In her discussion of abortion, for example, she reverses the common claim that the pro-life argument is only a ‘religious’ argument. Christians, she says, have won the scientific argument about when human life begins. It begins at conception. The foetus (horrible word) is certainly alive, and if it isn’t human life, what sort of life is it? Many pro-choice people acknowledge this (so much so that one Times journalist argues that to defend women’s rights, ‘You must be prepared to kill.’) They now make their case on the grounds of what is known as personhood theory. The baby in the womb may indeed be a human life, but it is not yet a person and thus is not entitled to legal protection. But at what point, then, does one qualify as a person? It depends on who you ask and what they believe about what defines a person. It is a completely arbitrary and subjective category. So, which position is now the ‘faith’ position and which is the ‘scientific’ position? (Personhood theory also means that at the end of life there may come a point when you no longer qualify as a person.)
I am who I feel I am
To take another example, in her discussion of transgender she points out that the now-common phrase ‘sex assigned at birth’ suggests that this is some arbitrary decision rather than a biological fact. What this language implies is that scientific facts do not matter. You are what you feel you are.

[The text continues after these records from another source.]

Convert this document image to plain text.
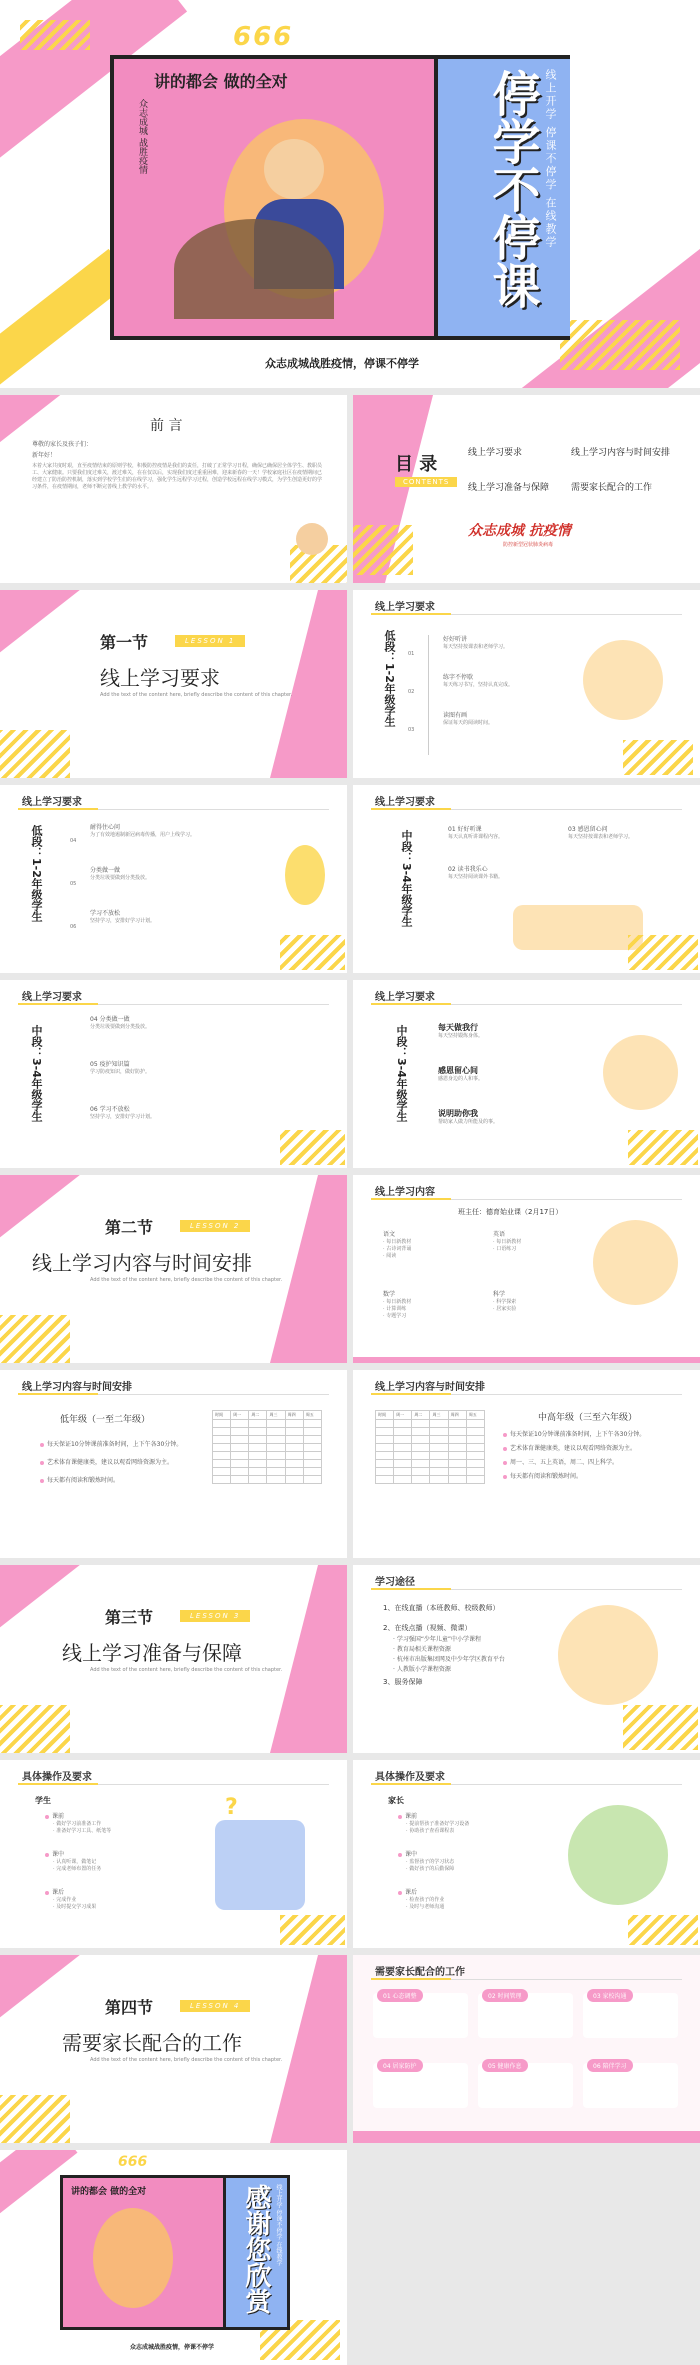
666
讲的都会 做的全对
众志成城 战胜疫情	停学不停课 线上开学 停课不停学 在线教学
众志成城战胜疫情，停课不停学
前 言
尊敬的家长及孩子们：
新年好！
本着大家共度时艰，直至疫情结束的原则学校，积极防控疫情是我们的责任，打破了正常学习日程，确保已确保居全体学生、教职员工、大家健康。只要我们度过难关，渡过难关，在在仅以后，实现我们度过重重困难，迎来新春的一天！学校家庭社区在疫情期间已经建立了防治防控机制，落实到学校学生们的在线学习，强化学生远程学习过程，创造学校远程在线学习模式，为学生创造更好的学习条件，在疫情期间，老师不断完善线上教学的水平。
目 录
CONTENTS
线上学习要求	线上学习内容与时间安排
线上学习准备与保障 需要家长配合的工作
众志成城 抗疫情
防控新型冠状肺炎病毒
第一节	LESSON 1
线上学习要求
Add the text of the content here, briefly describe the content of this chapter.
线上学习要求
低段：1-2年级学生 01
好好听讲
每天坚持按课表和老师学习。
02
练字不停歇
每天练习书写，坚持认真完成。
03
读图有画
保证每天的阅读时间。
线上学习要求
低段：1-2年级学生	04
耐得住心问
为了有效地遏制新冠病毒传播，用户上线学习。
05
分类做一做
分类垃圾要做到分类投放。
06
学习不放松
坚持学习，安排好学习计划。
线上学习要求
中段：3-4年级学生
01 好好听课
每天认真听讲课程内容。
02 读书我乐心
每天坚持阅读课外书籍。
03 感恩留心问
每天坚持按课表和老师学习。
线上学习要求
中段：3-4年级学生
04 分类做一做
分类垃圾要做到分类投放。
05 疫护知识篇
学习防疫知识，做好防护。
06 学习不放松
坚持学习，安排好学习计划。
线上学习要求
中段：3-4年级学生	每天做我行
每天坚持锻炼身体。
感恩留心间
感恩身边的人和事。
说明助你我
帮助家人做力所能及的事。
第二节	LESSON 2
线上学习内容与时间安排
Add the text of the content here, briefly describe the content of this chapter.
线上学习内容
班主任：德育始业课（2月17日）
语文
· 每日新教材
· 古诗词背诵
· 阅读
数学
· 每日新教材
· 计算训练
· 专题学习
英语
· 每日新教材
· 口语练习
科学
· 科学探索
· 居家实验
线上学习内容与时间安排
低年级（一至二年级）
每天保证10分钟课前准备时间，上下午各30分钟。
艺术体育课健康类，建议以观看网络资源为主。
每天都有阅读和锻炼时间。
时间	周一	周二	周三	周四	周五

线上学习内容与时间安排
时间	周一	周二	周三	周四	周五

						中高年级（三至六年级）
每天保证10分钟课前准备时间，上下午各30分钟。
艺术体育课健康类，建议以观看网络资源为主。
周一、三、五上英语，周二、四上科学。
每天都有阅读和锻炼时间。
第三节	LESSON 3
线上学习准备与保障
Add the text of the content here, briefly describe the content of this chapter.
学习途径
1、在线直播（本班教师、校级教师）
2、在线点播（视频、微课）
· 学习强国“少年儿童”中小学课程
· 教育局相关课程资源
· 杭州市出版集团网及中少年学区教育平台
· 人教版小学课程资源
3、服务保障
具体操作及要求
学生
课前
· 做好学习前准备工作
· 准备好学习工具、纸笔等
课中
· 认真听课，做笔记
· 完成老师布置的任务
课后
· 完成作业
· 及时提交学习成果
?
具体操作及要求
家长
课前
· 提前帮孩子准备好学习设备
· 协助孩子查看课程表
课中
· 监督孩子的学习状态
· 做好孩子的后勤保障
课后
· 检查孩子的作业
· 及时与老师沟通
第四节	LESSON 4
需要家长配合的工作
Add the text of the content here, briefly describe the content of this chapter.
需要家长配合的工作
01 心态调整	02 时间管理	03 家校沟通
04 居家防护	05 健康作息	06 陪伴学习
666
讲的都会 做的全对	感谢您欣赏 线上开学 停课不停学 在线教学
众志成城战胜疫情，停课不停学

One of her more chilling examples is the Gender Unicorn, a cartoon used with young children. This teaching aid suggests that person has a gender identity, a gender expression, a sex assigned at birth, a sexual preference, and an emotional preference. Five disparate bits and pieces rather than a unified self. As to ‘transitioning’, she asks, quite rightly: ‘Why is it considered acceptable to carve up a person’s body to match their inner sense of self but bigoted to help them change their sense of self to match their body? Feelings can change. But the body is an observable fact that does not change. It makes sense to treat it as a reliable marker of sexual identity.’
Throughout the book her argument, persuasively made and thoroughly documented, is that secular morality simply does not fit the real universe. This is apologetics of the first order. Moreover, she seeks at every point to make a positive and compassionate case rather than just throwing up her hands in horror at the outrages we see every day in our culture.
The Bible presents a positive, integrated, view of human beings. Biblical morality is neither arbitrary nor restrictive, but for our good in that when we live with the grain of how we were created we will enjoy fulfilled and fully human lives. The biblical world-view affirms the glory and honour of human beings as created, male and female, in God’s image. As one reviewer put it: ‘Nancy has done it again!’